"Nay. Yet were it well for a kurios to see to what ignoble ends one of like desires with himself can come, and for no crime save the lack of freedom to be better than a slave. Another day thou mayest see. Now we must hasten where we go. The mouth of the subterranean passage opens just ahead. The way will be narrow when we reach the corridor leading into the tufa rock. I guide thee this back way, and longer, that thou mayest pass the prison where my fellow working man and thy brother, oft are thrown into."

As they made their way into the subterranean passage, the light of day faded into a small pale spot and then went out, leaving the gloom of midnight ahead. "The path beneath thy feet is smooth. The walls are so close thy hand on either side can feel the way. There is no water nor living beast to fear. When we reach the first chamber, we will find a torch burning with which to light other torches. Follow me."

A faint glow, like a star against the pitch black, told them they were near the chamber where the spark, as they entered, grew into the dim light of a torch which cast a yellow circle on the rock floor. Here the guide opened his bundle and took out two torches which he lit. Handing one to the Phoenician he said, "Watch well thy step and keep thou at my heels. We go down into a huge grotto quarried in the bowels of the earth. Its passages are cut through sharp cornered rocks between which thou must squeeze thy body, and yet other rocks stick out into the darkness like the bristles of a mad boar. Beware these bristles! If thou shouldst run against one, thy feet will stumble over the edge of the abyss. Once thou hast fallen into it, no more forever will thine eyes behold the light of day. Hold tight thy lamp. Watch well thy step."

Carefully they made their way down, and down, and around the sharp rocks in silence. Once they stopped and the guide said, "Stand close against the wall. Just beyond thy feet lieth the hole of live tombs that is a prison. From it was quarried rich material to build palaces for masters. And the hole that was left of their labor hath often made good prison for the workmen who quarried, when found guilty of the crime of planning freedom."

Like parasital mites making their intestinal way the two men followed the windings of the narrow, black corridor until they came into another chamber where, from a grotto in the wall, oil was taken to replenish the torch cups.
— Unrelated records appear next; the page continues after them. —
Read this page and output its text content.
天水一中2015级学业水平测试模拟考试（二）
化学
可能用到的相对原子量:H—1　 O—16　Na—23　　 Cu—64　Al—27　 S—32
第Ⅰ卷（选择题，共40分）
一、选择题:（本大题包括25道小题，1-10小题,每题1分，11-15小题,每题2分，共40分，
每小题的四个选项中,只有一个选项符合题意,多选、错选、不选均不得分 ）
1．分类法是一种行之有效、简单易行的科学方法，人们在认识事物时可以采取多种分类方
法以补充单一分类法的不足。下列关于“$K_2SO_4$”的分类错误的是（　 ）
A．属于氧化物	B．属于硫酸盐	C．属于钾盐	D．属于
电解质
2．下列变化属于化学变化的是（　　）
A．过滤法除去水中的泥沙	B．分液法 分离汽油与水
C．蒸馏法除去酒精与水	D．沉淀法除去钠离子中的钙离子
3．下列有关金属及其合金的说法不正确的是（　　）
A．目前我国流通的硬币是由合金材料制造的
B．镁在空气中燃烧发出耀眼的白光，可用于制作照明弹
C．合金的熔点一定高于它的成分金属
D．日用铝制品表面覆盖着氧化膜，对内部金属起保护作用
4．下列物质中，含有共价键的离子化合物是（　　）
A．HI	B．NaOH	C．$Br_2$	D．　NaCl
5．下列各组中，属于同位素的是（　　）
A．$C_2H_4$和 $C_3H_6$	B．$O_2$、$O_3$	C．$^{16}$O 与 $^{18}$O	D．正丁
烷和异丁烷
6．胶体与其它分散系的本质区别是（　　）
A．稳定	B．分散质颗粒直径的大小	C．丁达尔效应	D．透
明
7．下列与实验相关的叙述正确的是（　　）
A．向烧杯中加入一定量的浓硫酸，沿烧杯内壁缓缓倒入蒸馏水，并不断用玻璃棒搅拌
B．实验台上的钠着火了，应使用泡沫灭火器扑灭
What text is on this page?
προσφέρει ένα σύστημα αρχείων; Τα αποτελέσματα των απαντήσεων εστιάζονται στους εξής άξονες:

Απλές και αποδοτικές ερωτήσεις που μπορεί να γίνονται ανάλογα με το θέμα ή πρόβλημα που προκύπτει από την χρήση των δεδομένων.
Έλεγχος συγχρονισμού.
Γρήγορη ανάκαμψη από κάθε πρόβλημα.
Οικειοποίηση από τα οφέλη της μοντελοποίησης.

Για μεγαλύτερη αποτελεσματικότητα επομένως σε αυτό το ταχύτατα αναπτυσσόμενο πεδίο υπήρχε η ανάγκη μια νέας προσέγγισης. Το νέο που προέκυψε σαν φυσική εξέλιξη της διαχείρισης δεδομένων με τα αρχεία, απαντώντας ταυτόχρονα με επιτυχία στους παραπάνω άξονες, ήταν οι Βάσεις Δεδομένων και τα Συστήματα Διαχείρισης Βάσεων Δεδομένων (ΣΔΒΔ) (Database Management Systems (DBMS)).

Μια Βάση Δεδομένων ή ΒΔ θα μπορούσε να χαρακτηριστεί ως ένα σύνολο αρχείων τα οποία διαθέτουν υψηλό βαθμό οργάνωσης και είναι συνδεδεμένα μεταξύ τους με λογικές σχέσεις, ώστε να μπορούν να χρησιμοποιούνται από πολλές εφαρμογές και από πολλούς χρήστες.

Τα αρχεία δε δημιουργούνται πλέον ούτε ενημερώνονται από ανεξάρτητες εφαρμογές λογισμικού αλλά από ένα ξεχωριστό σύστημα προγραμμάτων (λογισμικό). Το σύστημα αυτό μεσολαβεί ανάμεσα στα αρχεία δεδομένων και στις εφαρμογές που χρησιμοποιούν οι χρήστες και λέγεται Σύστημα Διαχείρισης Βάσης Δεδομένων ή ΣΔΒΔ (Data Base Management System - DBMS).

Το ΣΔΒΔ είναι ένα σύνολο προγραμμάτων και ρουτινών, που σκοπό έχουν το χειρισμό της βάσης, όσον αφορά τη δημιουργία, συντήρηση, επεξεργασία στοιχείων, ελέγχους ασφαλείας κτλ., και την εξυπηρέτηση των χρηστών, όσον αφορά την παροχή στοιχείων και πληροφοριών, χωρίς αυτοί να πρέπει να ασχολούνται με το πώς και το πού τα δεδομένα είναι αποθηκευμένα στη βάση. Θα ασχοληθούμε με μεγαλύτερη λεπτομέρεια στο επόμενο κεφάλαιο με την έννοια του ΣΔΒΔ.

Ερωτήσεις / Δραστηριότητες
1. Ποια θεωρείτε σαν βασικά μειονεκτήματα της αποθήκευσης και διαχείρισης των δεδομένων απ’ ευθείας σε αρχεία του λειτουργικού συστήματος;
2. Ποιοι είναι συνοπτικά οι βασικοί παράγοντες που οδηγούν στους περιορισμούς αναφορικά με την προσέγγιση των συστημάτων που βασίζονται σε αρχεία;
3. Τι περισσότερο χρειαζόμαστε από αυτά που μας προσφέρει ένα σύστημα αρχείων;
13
"There is now a long journey before thee," the torch-bearer said. "Many and devious windings will take thee up and down, back and across the Campagna that doth lie, with its cart burdened roads, fifty feet above our heads. By the light of thy lamp thou wilt see the walls change. No longer are they sharp, nor are there bottomless pits, for soon we enter the sleeping place of those whose bodies toil no more nor their hearts hunger for the freedom that belongs to every man."

It was as the guide had spoken. By the flickering light of the smoking torch, the eyes of the Phoenician soon caught the white lines of skeletons lying in grottoes and niches cut tier above tier in the side walls of the narrow corridors. After walking several miles they arrived at a large chamber with massive stone arches, crudely cut, reaching to a dome-shaped ceiling. Here paintings decorated the walls, and images of popular gods and goddesses were set in niches, and models of sculpture on pedestals. One side wall of the large room was lined with slabs, some with inscriptions and others carved with the notes of music. Several torches burning on high standards gave the chamber a soft light. From it lead five passageways opening, like dark mouths, into unknown byways.

"Here we tarry, while I strengthen the lights," said the torch-bearer. "This is the headquarters of the union of all those who chant hymns, take part in the Olympic games, dance after the manner of satyrs and play the Greek trilogies. A league of fun-makers they are. Also these actors do lay claim to the greatest of all antiquity for their order, saying that no less a one than Homer himself did found it. Also they make claim to being the first of all baptists and their speech-makers will prove into your ears that Dion, the forerunner of their Dionysus, did first initiate with it, and how that all the Phrygian Brotherhoods were baptists."

"Do they baptize now?"

"Yea, yea. Every Brotherhood of them all whose torches I light doth initiate with the bath of purification. This is as necessary as the common table of communion around which they all sit. The Brotherhood of Actors and Fun-makers is one of the strongest, and least often disturbed with dissension."